Finding the voltage when the electric charge and capacitance are known is fundamental in electronics. The relationship between these quantities can be determined using a specific formula and algebraic manipulation.
The Formula: \( C = \dfrac{Q}{V} \)
To find the voltage, we rearrange the formula as follows:
\[ V = \dfrac{Q}{C} \]
Where:
- \( C \) is the capacitance (measured in farads, F)
- \( Q \) is the electric charge (measured in coulombs, C)

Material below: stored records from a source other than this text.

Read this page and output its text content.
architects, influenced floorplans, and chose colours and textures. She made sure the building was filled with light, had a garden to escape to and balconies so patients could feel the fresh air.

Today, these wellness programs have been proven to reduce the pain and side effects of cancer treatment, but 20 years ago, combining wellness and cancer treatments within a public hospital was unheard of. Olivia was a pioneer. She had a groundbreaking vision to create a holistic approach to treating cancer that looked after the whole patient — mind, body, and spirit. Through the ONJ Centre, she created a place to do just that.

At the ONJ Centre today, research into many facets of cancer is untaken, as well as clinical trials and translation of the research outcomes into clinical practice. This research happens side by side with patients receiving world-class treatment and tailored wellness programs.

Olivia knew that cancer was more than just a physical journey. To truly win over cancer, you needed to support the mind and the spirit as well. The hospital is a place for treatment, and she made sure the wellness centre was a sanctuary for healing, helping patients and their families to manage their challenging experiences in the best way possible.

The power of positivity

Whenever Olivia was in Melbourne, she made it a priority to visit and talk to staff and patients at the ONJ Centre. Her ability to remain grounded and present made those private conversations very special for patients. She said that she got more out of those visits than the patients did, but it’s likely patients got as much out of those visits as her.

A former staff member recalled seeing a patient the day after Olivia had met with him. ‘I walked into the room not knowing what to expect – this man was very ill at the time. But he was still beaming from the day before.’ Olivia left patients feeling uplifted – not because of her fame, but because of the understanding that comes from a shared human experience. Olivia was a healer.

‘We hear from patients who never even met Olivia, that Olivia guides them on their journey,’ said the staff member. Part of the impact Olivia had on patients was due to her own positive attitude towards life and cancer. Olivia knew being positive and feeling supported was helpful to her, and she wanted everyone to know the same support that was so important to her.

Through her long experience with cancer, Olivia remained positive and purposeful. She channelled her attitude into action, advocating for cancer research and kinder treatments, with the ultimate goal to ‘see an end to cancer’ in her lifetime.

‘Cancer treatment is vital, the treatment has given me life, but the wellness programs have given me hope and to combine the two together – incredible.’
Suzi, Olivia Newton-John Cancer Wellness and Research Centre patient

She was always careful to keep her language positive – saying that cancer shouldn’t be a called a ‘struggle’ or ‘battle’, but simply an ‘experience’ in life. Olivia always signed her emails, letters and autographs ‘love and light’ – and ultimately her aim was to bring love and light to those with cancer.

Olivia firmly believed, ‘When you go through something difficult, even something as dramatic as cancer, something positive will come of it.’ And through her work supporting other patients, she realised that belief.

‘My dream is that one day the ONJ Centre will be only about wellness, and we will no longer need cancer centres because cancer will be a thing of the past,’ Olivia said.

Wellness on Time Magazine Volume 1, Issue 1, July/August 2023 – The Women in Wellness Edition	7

- \( V \) is the voltage (measured in volts, V)
Example 1: Voltage in a Camera Flash
Question: A camera flash has a capacitance of 200 microfarads (μF) and stores an electric charge of 0.04 coulombs. What is the operating voltage?
Calculation:
Given:
- \( C = 200 \times 10^{-6} \) F
- \( Q = 0.04 \) C
Using the formula:
\[ V = \dfrac{Q}{C} = \dfrac{0.04}{200 \times 10^{-6}} = 200 \, \text{V} \]
Result: The operating voltage of the camera flash is 200 volts.
Example 2: Voltage in a Defibrillator Capacitor
Question: A defibrillator capacitor has a capacitance of 100 microfarads (μF) and stores 0.05 coulombs of charge. What is the voltage across the capacitor?
Calculation:
Given:
- \( C = 100 \times 10^{-6} \) F
- \( Q = 0.05 \) C
Using the formula:
\[ V = \dfrac{Q}{C} = \dfrac{0.05}{100 \times 10^{-6}} = 500 \, \text{V} \]
Result: The voltage across the defibrillator capacitor is 500 volts.
Example 3: Voltage in a Tuning Circuit Capacitor
Question: A tuning circuit capacitor with a capacitance of 300 picofarads (pF) stores 3 nanocoulombs (nC) of charge. What is the voltage?
Calculation:
Given:
- \( C = 300 \times 10^{-12} \) F
- \( Q = 3 \times 10^{-9} \) C
Using the formula:
\[ V = \dfrac{Q}{C} = \dfrac{3 \times 10^{-9}}{300 \times 10^{-12}} = 10 \, \text{V} \]
Result: The voltage in the tuning circuit capacitor is 10 volts.